Uitspraak
RECHTBANK NOORD-HOLLAND
1.De procedure
- eiser, vertegenwoordigd door mr. L.A. Korfker,
- verweerder, vertegenwoordigd door mr. J. van den Berg,
- de vrouw, vertegenwoordigd door mr. S. Bouddount.
2.De beoordeling
Dat de strafzaak is geseponeerd doet aan het vorenstaande niet af. Zoals verweerder terecht heeft gesteld, is het volgens vaste jurisprudentie immers niet vereist dat bij het opleggen van een huisverbod wordt vastgesteld of aannemelijk is dat er strafbare feiten zijn gepleegd. Een ernstig vermoeden van ernstig en onmiddellijk gevaar voor de veiligheid van een persoon in de woning is voldoende. Uit het proces-verbaal van bevindingen van verbalisanten, omtrent het filmpje dat eiser aan hen heeft laten zien, volgt overigens niet, wat er ook van zij, dat te zien was dat eiser door de vrouw is aangevallen.
Gelet op het feit dat eiser werd verdacht van geweldpleging en de vrouw nog maar kort bij eiser in Nederland woonde, heeft verweerder naar het oordeel van de rechtbank terecht het belang van de vrouw zwaarder laten wegen dan het belang van eiser op een ongestoord verblijf in de woning.
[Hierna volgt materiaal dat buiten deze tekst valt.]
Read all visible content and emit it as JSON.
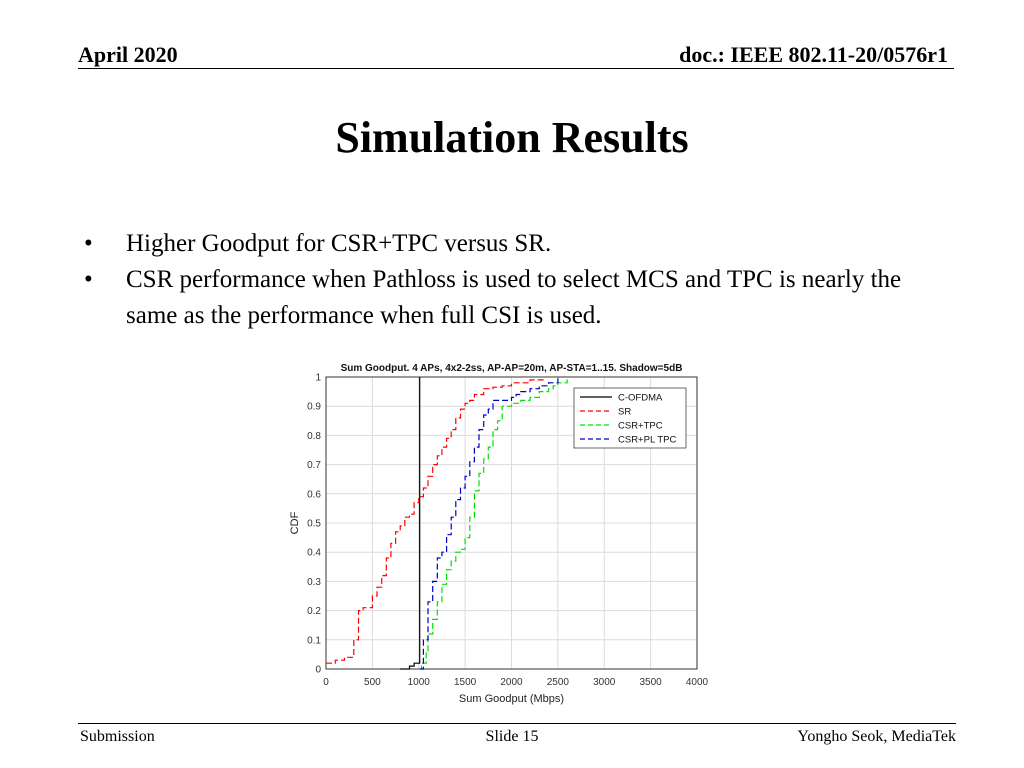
{
  "header": {
    "date": "April 2020",
    "doc": "doc.: IEEE 802.11-20/0576r1"
  },
  "slide_title": "Simulation Results",
  "bullets": [
    {
      "symbol": "•",
      "text": "Higher Goodput for CSR+TPC versus SR."
    },
    {
      "symbol": "•",
      "text": "CSR performance when Pathloss is used to select MCS and TPC is nearly the same as the performance when full CSI is used."
    }
  ],
  "footer": {
    "left": "Submission",
    "center": "Slide 15",
    "right": "Yongho Seok, MediaTek"
  },
  "chart_data": {
    "type": "line",
    "title": "Sum Goodput. 4 APs, 4x2-2ss, AP-AP=20m, AP-STA=1..15. Shadow=5dB",
    "xlabel": "Sum Goodput (Mbps)",
    "ylabel": "CDF",
    "xlim": [
      0,
      4000
    ],
    "ylim": [
      0,
      1
    ],
    "xticks": [
      0,
      500,
      1000,
      1500,
      2000,
      2500,
      3000,
      3500,
      4000
    ],
    "yticks": [
      0,
      0.1,
      0.2,
      0.3,
      0.4,
      0.5,
      0.6,
      0.7,
      0.8,
      0.9,
      1
    ],
    "grid": true,
    "legend_position": "top-right",
    "series": [
      {
        "name": "C-OFDMA",
        "color": "#000000",
        "dash": "solid",
        "x": [
          800,
          900,
          950,
          1000,
          1010,
          1010
        ],
        "y": [
          0.0,
          0.01,
          0.02,
          0.02,
          0.03,
          1.0
        ]
      },
      {
        "name": "SR",
        "color": "#ff0000",
        "dash": "dashed",
        "x": [
          0,
          100,
          200,
          300,
          350,
          400,
          500,
          550,
          600,
          650,
          700,
          750,
          800,
          850,
          900,
          950,
          1000,
          1050,
          1100,
          1150,
          1200,
          1250,
          1300,
          1350,
          1400,
          1450,
          1500,
          1550,
          1600,
          1700,
          1800,
          1900,
          2000,
          2200,
          2350
        ],
        "y": [
          0.02,
          0.03,
          0.04,
          0.1,
          0.2,
          0.21,
          0.25,
          0.28,
          0.32,
          0.38,
          0.43,
          0.47,
          0.49,
          0.52,
          0.53,
          0.57,
          0.59,
          0.62,
          0.66,
          0.7,
          0.73,
          0.76,
          0.79,
          0.82,
          0.86,
          0.89,
          0.91,
          0.92,
          0.94,
          0.96,
          0.965,
          0.97,
          0.98,
          0.99,
          1.0
        ]
      },
      {
        "name": "CSR+TPC",
        "color": "#00e000",
        "dash": "dashed",
        "x": [
          1000,
          1030,
          1080,
          1100,
          1150,
          1200,
          1250,
          1300,
          1350,
          1400,
          1450,
          1500,
          1550,
          1600,
          1650,
          1700,
          1750,
          1800,
          1850,
          1900,
          2000,
          2100,
          2200,
          2300,
          2400,
          2450,
          2500,
          2600
        ],
        "y": [
          0.0,
          0.02,
          0.06,
          0.12,
          0.17,
          0.23,
          0.29,
          0.34,
          0.37,
          0.4,
          0.41,
          0.45,
          0.52,
          0.61,
          0.67,
          0.72,
          0.76,
          0.82,
          0.85,
          0.9,
          0.91,
          0.92,
          0.93,
          0.95,
          0.96,
          0.97,
          0.98,
          1.0
        ]
      },
      {
        "name": "CSR+PL TPC",
        "color": "#0000cc",
        "dash": "dashed",
        "x": [
          1010,
          1050,
          1100,
          1150,
          1200,
          1250,
          1300,
          1350,
          1400,
          1450,
          1500,
          1550,
          1600,
          1650,
          1700,
          1750,
          1800,
          1900,
          2000,
          2050,
          2100,
          2200,
          2300,
          2400,
          2500
        ],
        "y": [
          0.0,
          0.1,
          0.23,
          0.3,
          0.38,
          0.4,
          0.46,
          0.52,
          0.58,
          0.62,
          0.66,
          0.71,
          0.76,
          0.82,
          0.87,
          0.89,
          0.92,
          0.92,
          0.93,
          0.94,
          0.95,
          0.96,
          0.97,
          0.98,
          1.0
        ]
      }
    ]
  }
}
De omstandigheid dat eiser geen alternatief onderdak had, maakt evenmin dat verweerder het huisverbod achterwege had moeten laten. De vrouw had immers ook geen alternatief onderdak en eiser wordt zelfredzamer geacht dan de vrouw. Tot slot maakt de omstandigheid dat de hulpverlening na het huisverbod onvoldoende op gang is gekomen, zoals verweerder erkent, evenmin dat verweerder het huisverbod achterwege had moeten laten. Bij het opleggen van een huisverbod is een ernstig vermoeden van gevaar immers voldoende.
Verweerder heeft zodoende in redelijkheid kunnen besluiten het huisverbod op te leggen aan eiser. Betrokkenen zijn voorafgaand aan het besluit gehoord. Uit de stukken en het verhandelde ter zitting is naar het oordeel van de rechtbank niet gebleken van een schending van het zorgvuldigheids- en evenredigheidsbeginsel. Evenmin is sprake van een schending van het motiveringsbeginsel. Het besluit is weliswaar summier gemotiveerd maar naar het oordeel van de rechtbank afdoende, en zodanig dat het eiser duidelijk was waarom dit besluit ten aanzien van eiser is genomen.